Decades ago, I suffered through a few electrical engineering classes. We built an intricate circuit in the lab and it took us civil engineering guys a week of afternoons to get it to work. The entire mess of wires, resistors, and other goodies generated different electrical currents and impulses at various output nodes. The professor OK'ed the circuit and then he said "put this little resistor in the circuit near the ground." We did, and all of the circuit outputs were wrong. The prof said something like "That simulates a bad ground. Always make sure that everything is grounded OK. Check the grounds first when things do not work." He had us hook up the meters to the output terminals and then he moved a cord or wire around the circuit. The cord carried electricity from an independent source and it did not touch the circuit. The outputs changed. Something was happening. I am not sure what it was. Since then, I always read the instructions very carefully for electronic stuff and I actually do everything they say. Some of the minor things like grounding, component location on the vehicle, and cable routing seem to be pointless and optional, but they are very important. There are a lot of instructions with this air / fuel mixture gage and I follow them.
The components share a common ground on the engine block. Bike engines vibrate and the little wires from the components can fatigue and break at the junction where they connect to the ground lug. I use a gold plated ground lug and some dielectric grease between the lug, bolt, and block. This helps to minimize corrosion and the electrical resistance that it creates. A short piece of copper mesh cable is installed between the little wires and the lug. This cable flexes when the engine vibrates and it does not fatigue and break as quickly as a direct connection between the lug and the little wires.

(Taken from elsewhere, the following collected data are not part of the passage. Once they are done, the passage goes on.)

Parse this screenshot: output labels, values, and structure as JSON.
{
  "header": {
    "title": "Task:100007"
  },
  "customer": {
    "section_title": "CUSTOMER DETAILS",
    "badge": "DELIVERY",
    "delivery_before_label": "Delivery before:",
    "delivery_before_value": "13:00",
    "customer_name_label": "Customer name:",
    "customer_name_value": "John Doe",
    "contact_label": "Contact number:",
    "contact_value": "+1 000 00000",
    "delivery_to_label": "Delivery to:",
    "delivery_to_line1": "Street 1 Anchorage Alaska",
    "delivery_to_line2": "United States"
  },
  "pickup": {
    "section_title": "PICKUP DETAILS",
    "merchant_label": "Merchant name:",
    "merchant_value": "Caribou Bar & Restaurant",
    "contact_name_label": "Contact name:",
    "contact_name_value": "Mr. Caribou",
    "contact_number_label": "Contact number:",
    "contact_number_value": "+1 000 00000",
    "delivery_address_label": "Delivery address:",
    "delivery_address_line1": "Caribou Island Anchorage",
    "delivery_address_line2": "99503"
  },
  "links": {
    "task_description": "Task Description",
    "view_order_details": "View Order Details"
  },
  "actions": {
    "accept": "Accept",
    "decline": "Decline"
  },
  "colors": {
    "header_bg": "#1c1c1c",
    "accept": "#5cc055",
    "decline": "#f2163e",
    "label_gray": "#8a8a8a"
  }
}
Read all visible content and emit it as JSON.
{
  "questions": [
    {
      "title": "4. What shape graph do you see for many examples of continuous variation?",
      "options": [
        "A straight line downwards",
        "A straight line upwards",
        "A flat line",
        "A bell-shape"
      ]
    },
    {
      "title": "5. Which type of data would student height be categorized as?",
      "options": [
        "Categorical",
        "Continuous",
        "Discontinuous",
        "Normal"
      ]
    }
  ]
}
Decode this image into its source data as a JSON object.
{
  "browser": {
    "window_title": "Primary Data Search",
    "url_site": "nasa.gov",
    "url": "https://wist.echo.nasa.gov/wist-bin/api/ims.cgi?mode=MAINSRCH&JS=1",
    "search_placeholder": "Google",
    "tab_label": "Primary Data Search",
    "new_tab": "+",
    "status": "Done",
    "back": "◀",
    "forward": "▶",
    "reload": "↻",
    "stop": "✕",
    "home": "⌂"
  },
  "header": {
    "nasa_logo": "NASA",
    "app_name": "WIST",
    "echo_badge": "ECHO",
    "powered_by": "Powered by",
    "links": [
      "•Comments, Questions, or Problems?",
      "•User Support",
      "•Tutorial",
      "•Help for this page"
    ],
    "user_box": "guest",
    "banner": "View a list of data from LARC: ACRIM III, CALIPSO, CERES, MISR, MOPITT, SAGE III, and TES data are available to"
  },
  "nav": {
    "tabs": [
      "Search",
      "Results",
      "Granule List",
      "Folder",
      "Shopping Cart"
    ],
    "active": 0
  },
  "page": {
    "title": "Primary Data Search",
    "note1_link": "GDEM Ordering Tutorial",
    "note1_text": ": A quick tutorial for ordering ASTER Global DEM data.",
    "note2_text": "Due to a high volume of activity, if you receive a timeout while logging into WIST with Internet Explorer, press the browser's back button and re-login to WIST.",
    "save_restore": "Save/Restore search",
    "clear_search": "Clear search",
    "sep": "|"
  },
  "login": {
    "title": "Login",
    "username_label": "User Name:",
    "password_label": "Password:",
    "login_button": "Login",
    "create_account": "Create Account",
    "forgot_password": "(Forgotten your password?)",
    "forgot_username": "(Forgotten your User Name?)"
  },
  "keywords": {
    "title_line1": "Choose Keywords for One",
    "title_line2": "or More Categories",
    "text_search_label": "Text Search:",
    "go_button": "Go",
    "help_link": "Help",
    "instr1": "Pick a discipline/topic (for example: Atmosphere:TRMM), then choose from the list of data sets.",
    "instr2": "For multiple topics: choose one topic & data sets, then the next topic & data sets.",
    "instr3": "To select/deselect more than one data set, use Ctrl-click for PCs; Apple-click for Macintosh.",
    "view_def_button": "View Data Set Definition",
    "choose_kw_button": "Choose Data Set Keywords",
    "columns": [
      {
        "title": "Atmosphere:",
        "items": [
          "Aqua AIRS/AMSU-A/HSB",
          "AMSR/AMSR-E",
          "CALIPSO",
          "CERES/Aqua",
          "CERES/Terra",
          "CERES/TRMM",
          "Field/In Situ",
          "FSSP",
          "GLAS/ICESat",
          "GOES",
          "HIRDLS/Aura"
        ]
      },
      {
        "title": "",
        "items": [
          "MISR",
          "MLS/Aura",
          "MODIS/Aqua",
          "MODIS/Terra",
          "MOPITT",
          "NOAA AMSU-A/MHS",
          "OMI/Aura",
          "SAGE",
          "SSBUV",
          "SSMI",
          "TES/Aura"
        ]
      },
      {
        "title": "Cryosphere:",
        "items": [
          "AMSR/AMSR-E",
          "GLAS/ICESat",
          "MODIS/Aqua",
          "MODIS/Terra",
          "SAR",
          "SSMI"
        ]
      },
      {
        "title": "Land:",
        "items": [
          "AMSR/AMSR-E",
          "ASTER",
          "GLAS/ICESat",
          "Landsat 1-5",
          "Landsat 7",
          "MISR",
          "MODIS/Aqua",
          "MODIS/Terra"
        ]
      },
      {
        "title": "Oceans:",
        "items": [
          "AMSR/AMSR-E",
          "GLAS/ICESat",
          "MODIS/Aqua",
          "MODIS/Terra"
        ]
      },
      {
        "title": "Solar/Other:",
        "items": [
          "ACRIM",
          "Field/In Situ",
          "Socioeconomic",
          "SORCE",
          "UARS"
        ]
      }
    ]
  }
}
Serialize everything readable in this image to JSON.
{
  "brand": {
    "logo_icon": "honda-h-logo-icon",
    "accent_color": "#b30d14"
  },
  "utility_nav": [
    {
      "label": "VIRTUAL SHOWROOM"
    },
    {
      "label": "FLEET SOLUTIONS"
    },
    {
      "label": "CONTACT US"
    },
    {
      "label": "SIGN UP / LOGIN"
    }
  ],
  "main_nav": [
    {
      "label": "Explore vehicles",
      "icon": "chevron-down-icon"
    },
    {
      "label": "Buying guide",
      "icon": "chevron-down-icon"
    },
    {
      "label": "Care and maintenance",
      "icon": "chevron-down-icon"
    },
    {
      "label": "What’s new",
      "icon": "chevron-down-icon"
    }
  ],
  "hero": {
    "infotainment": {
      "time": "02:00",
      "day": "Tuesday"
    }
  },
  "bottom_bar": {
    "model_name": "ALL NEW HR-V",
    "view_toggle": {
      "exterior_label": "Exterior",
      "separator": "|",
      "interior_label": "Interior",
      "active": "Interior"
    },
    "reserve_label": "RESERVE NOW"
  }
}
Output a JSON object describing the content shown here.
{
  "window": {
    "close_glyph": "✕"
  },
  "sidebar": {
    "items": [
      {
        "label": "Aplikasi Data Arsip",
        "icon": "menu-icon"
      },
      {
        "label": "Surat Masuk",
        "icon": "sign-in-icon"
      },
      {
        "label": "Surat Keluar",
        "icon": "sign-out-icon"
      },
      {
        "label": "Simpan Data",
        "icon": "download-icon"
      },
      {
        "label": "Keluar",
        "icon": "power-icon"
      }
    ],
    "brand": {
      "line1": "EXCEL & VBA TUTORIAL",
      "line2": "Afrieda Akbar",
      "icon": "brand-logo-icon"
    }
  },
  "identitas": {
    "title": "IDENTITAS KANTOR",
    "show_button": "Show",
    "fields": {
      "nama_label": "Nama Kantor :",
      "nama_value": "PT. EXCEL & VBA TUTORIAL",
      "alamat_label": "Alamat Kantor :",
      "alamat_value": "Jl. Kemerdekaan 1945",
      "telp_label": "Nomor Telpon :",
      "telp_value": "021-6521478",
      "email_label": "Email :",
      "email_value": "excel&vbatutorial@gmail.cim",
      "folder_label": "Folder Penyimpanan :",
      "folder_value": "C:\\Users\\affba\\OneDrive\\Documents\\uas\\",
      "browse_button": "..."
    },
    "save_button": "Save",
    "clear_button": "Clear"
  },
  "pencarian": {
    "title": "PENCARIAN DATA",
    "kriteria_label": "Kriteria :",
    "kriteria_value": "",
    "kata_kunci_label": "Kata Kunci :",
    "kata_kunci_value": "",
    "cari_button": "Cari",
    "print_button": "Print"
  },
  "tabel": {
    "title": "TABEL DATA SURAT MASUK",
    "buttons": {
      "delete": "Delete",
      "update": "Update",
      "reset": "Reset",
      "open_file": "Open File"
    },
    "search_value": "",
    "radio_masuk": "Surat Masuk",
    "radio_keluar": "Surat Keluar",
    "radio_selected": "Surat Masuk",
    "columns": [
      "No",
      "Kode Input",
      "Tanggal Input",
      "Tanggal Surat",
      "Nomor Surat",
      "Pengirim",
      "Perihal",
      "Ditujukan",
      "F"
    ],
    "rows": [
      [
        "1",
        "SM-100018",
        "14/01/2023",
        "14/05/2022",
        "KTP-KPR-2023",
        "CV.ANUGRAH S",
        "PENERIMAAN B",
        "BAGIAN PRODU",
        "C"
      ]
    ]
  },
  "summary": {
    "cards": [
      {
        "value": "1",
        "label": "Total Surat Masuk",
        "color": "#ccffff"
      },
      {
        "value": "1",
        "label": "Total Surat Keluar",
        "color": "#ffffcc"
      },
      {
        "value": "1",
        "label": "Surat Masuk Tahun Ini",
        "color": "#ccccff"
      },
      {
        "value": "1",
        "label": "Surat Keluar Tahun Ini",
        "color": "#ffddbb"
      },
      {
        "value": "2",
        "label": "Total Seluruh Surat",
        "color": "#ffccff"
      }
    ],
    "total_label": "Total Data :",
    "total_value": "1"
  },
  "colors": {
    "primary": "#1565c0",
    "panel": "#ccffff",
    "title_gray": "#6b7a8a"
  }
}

Some of these materials are hard to find. A dab of anti-flux on each side of the wire mesh keeps the solder from being absorbed throughout the entire cable. The anti flux I use is from Allied Manufacturing in Bozeman, Montana
www.alliedmfg.co A good electronics solder is a big help. The stuff I use is in the picture. The mesh cable is Radio Shack desoldering cable. Most of these goods are stocked in a model train and airplane shop.